Robert Horton filed a complaint with the Department of Human Rights in July 2008, alleging he was fired based on race. There has been a decision against the city, an appeal, a denial for summary judgement and a trial set. Now his lawyers and the city are ready to settle for $85,100.
"There's probably a legal file two, three inches thick," said Ward 7 Alderman Joe McMenamin, who is also a lawyer.
But aldermen aren't getting a legal file "two or three inches thick" when they discuss whether to settle Horton's case. The city council packet contains just eight pages on the case, much of it boilerplate settlement legalese.
So how will the aldermen decide what the right course of action is?
The aldermen can request more information during the meeting, but there's one source that's arguably the most important.
"We really have to rely upon the good advice, counsel and judgement of our interim (Corporation Counsel), John Mehlick," Ward 7 Alderman Joe McMenamin said. "And then he relies on his staff attorneys."
That's $85,100 in taxpayer dollars on faith. While aldermen might get further explanation, the only reasoning in public documents is "it's in the best interest of the city to approve settlement of this case," which means the public will need to rely on the aldermen.
"It's the old 'trust me,'" said Ward 1 Alderman Frank Edwards. "Sometimes that's a scary thought when you look at the city council and you go 'OK, we're dealing with the public's money and we're asking them to trust 'em because we really can't give you much information.' That's when things go awry."
These are the facts that are known.
Horton was a truck driver for the Office of Public Works in 2008 when he was fired for supposedly not following orders. Horton alleges he lost his job because he is black. He says the man who replaced him in his job is not black. He also claims another non-black driver did the same kinds of things he was fired for and wasn't let go.

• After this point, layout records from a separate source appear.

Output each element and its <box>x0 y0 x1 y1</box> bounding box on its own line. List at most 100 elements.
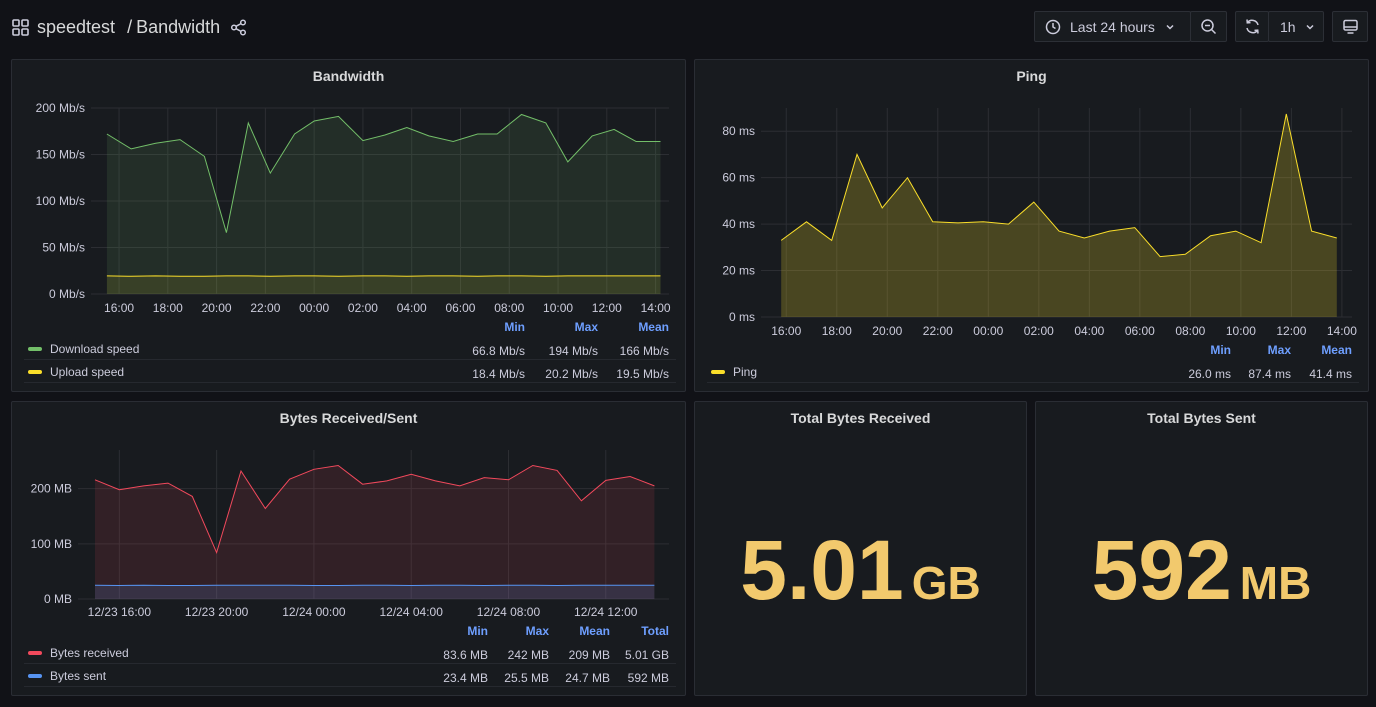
series-line-ping <box>780 113 1337 258</box>
legend-header-mean[interactable]: Mean <box>638 320 669 334</box>
x-tick-label: 22:00 <box>250 301 280 315</box>
legend-color-swatch <box>28 673 42 678</box>
legend-mean-value: 19.5 Mb/s <box>616 367 669 381</box>
y-tick-label: 50 Mb/s <box>42 241 85 255</box>
chevron-down-icon <box>1305 22 1315 32</box>
breadcrumb: speedtest / Bandwidth <box>12 14 247 40</box>
x-tick-label: 16:00 <box>104 301 134 315</box>
y-tick-label: 150 Mb/s <box>36 148 85 162</box>
y-tick-label: 40 ms <box>722 217 755 231</box>
x-tick-label: 06:00 <box>1125 324 1155 338</box>
legend-max-value: 25.5 MB <box>504 671 549 685</box>
legend-min-value: 23.4 MB <box>443 671 488 685</box>
zoom-out-icon <box>1200 18 1217 35</box>
panel-title[interactable]: Total Bytes Sent <box>1147 410 1256 426</box>
x-tick-label: 08:00 <box>1175 324 1205 338</box>
bandwidth-chart[interactable]: 0 Mb/s 50 Mb/s 100 Mb/s 150 Mb/s 200 Mb/s 16:… <box>12 60 687 360</box>
x-tick-label: 06:00 <box>445 301 475 315</box>
clock-icon <box>1045 19 1061 35</box>
legend-max-value: 194 Mb/s <box>548 344 598 358</box>
ping-panel: Ping 0 ms 20 ms 40 ms 60 ms 80 ms 16:00 18:00 2… <box>694 59 1369 392</box>
x-tick-label: 08:00 <box>494 301 524 315</box>
legend-max-value: 20.2 Mb/s <box>545 367 598 381</box>
legend-mean-value: 41.4 ms <box>1309 367 1352 381</box>
legend-total-value: 5.01 GB <box>624 648 669 662</box>
x-tick-label: 12/24 12:00 <box>574 605 638 619</box>
series-area-fill <box>106 114 661 294</box>
legend-item-bytes-received[interactable]: Bytes received <box>24 642 676 664</box>
dashboard-header: speedtest / Bandwidth Last 24 hours 1h <box>0 0 1376 54</box>
refresh-interval-picker[interactable]: 1h <box>1268 11 1324 42</box>
panel-title[interactable]: Bandwidth <box>312 68 385 84</box>
legend-max-value: 242 MB <box>507 648 549 662</box>
y-tick-label: 20 ms <box>722 264 755 278</box>
refresh-button[interactable] <box>1235 11 1269 42</box>
legend-mean-value: 166 Mb/s <box>619 344 669 358</box>
y-tick-label: 0 MB <box>44 592 72 606</box>
x-tick-label: 18:00 <box>153 301 183 315</box>
panel-title[interactable]: Total Bytes Received <box>790 410 931 426</box>
legend-item-download[interactable]: Download speed <box>24 338 676 360</box>
x-tick-label: 12/24 00:00 <box>282 605 346 619</box>
y-tick-label: 60 ms <box>722 171 755 185</box>
legend-header-mean[interactable]: Mean <box>1321 343 1352 357</box>
series-line-download-speed <box>106 113 661 233</box>
stat-unit: MB <box>1239 557 1312 609</box>
stat-unit: GB <box>911 557 981 609</box>
x-tick-label: 12/23 20:00 <box>185 605 249 619</box>
dashboard-title[interactable]: Bandwidth <box>136 16 221 37</box>
total-received-panel: Total Bytes Received 5.01 GB <box>694 401 1027 696</box>
x-tick-label: 00:00 <box>299 301 329 315</box>
x-tick-label: 04:00 <box>1074 324 1104 338</box>
legend-header-max[interactable]: Max <box>574 320 598 334</box>
panel-title[interactable]: Ping <box>1016 68 1047 84</box>
folder-link[interactable]: speedtest <box>37 16 116 37</box>
time-range-picker[interactable]: Last 24 hours <box>1034 11 1191 42</box>
legend-color-swatch <box>711 369 725 374</box>
refresh-icon <box>1244 18 1261 35</box>
legend-series-name: Upload speed <box>50 364 125 379</box>
x-tick-label: 10:00 <box>543 301 573 315</box>
legend-min-value: 26.0 ms <box>1188 367 1231 381</box>
legend-header-min[interactable]: Min <box>1210 343 1231 357</box>
series-area-fill <box>95 465 655 599</box>
legend-header-max[interactable]: Max <box>1267 343 1291 357</box>
x-tick-label: 12:00 <box>1276 324 1306 338</box>
legend-header-total[interactable]: Total <box>641 624 669 638</box>
series-area-fill <box>781 114 1337 317</box>
bytes-chart[interactable]: 0 MB 100 MB 200 MB 12/23 16:00 12/23 20:00 12… <box>12 402 687 632</box>
legend-header-max[interactable]: Max <box>525 624 549 638</box>
dashboards-grid-icon[interactable] <box>12 18 29 36</box>
y-tick-label: 0 ms <box>729 310 755 324</box>
legend-min-value: 18.4 Mb/s <box>472 367 525 381</box>
legend-header-min[interactable]: Min <box>504 320 525 334</box>
x-tick-label: 14:00 <box>1327 324 1357 338</box>
x-tick-label: 04:00 <box>397 301 427 315</box>
legend-mean-value: 209 MB <box>568 648 610 662</box>
legend-item-upload[interactable]: Upload speed <box>24 361 676 383</box>
stat-value: 5.01 GB <box>695 522 1026 619</box>
x-tick-label: 10:00 <box>1226 324 1256 338</box>
x-tick-label: 16:00 <box>771 324 801 338</box>
share-icon[interactable] <box>230 18 247 36</box>
y-tick-label: 100 Mb/s <box>36 194 85 208</box>
legend-color-swatch <box>28 346 42 351</box>
x-tick-label: 12/24 04:00 <box>379 605 443 619</box>
refresh-interval-label: 1h <box>1280 18 1296 35</box>
panel-title[interactable]: Bytes Received/Sent <box>279 410 418 426</box>
legend-header-mean[interactable]: Mean <box>579 624 610 638</box>
total-sent-panel: Total Bytes Sent 592 MB <box>1035 401 1368 696</box>
legend-item-ping[interactable]: Ping <box>707 361 1359 383</box>
legend-item-bytes-sent[interactable]: Bytes sent <box>24 665 676 687</box>
y-tick-label: 100 MB <box>31 537 72 551</box>
ping-chart[interactable]: 0 ms 20 ms 40 ms 60 ms 80 ms 16:00 18:00 20:00 2… <box>695 60 1370 360</box>
legend-header-min[interactable]: Min <box>467 624 488 638</box>
chevron-down-icon <box>1165 22 1175 32</box>
zoom-out-button[interactable] <box>1190 11 1227 42</box>
x-tick-label: 12/23 16:00 <box>88 605 152 619</box>
legend-min-value: 66.8 Mb/s <box>472 344 525 358</box>
y-tick-label: 200 MB <box>31 482 72 496</box>
x-tick-label: 20:00 <box>872 324 902 338</box>
legend-min-value: 83.6 MB <box>443 648 488 662</box>
tv-mode-button[interactable] <box>1332 11 1368 42</box>
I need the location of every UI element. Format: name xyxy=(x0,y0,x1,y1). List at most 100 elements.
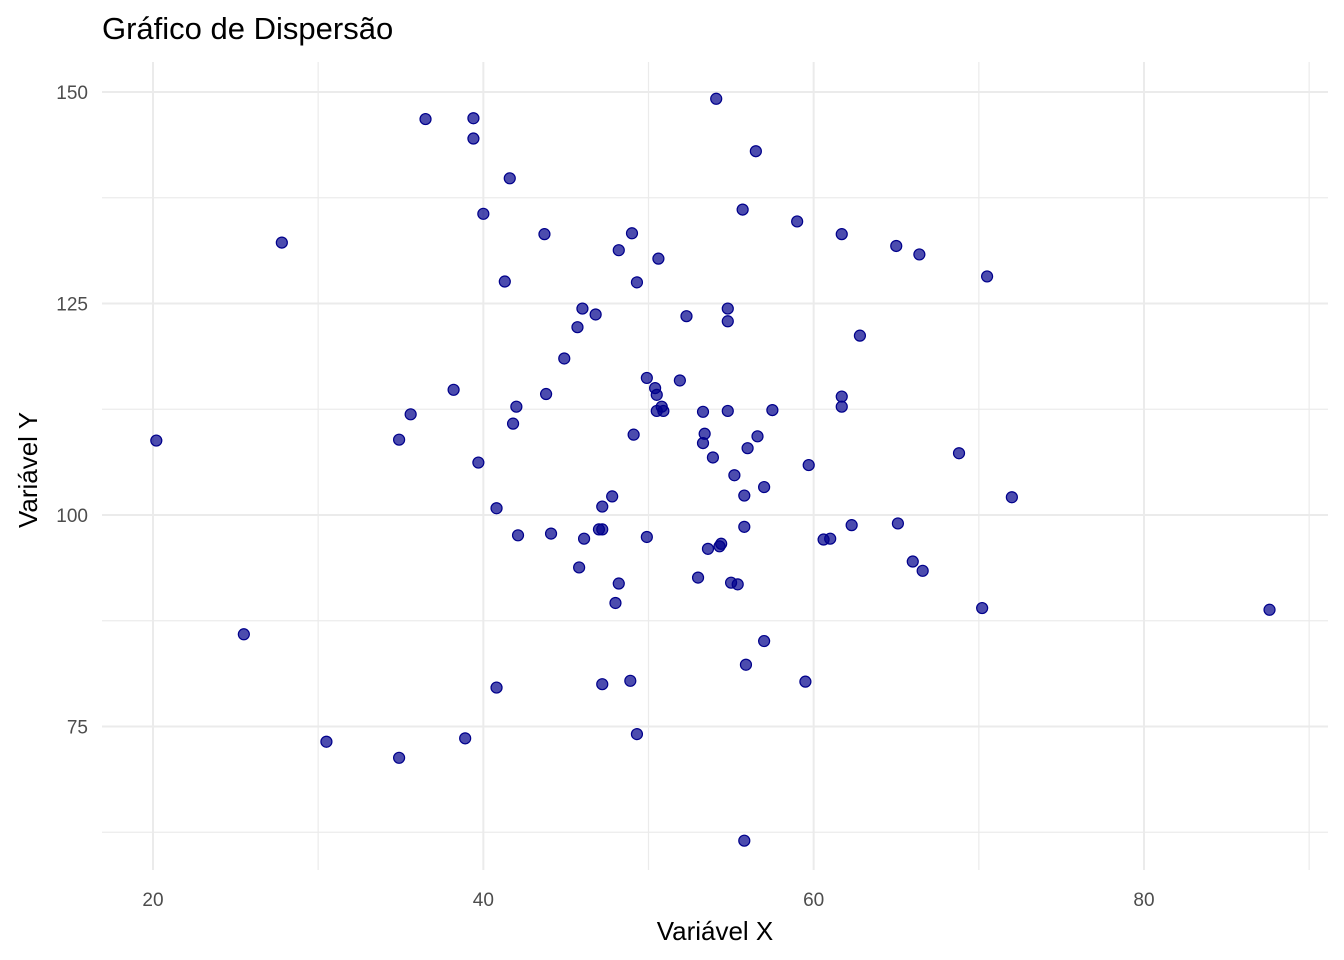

The Department of Human Rights ruled against the city, and the city appealed the ruling. The Human Rights Commission refused to give the city a summary judgement, though, so the next step would have been a trial in front of the commission.
By settling, neither party admits liability and Horton cannot pursue the city again.
Aldermen will discuss the settlement on Tuesday but will not vote on it until the next city council meeting on Octpber 1 at the earliest.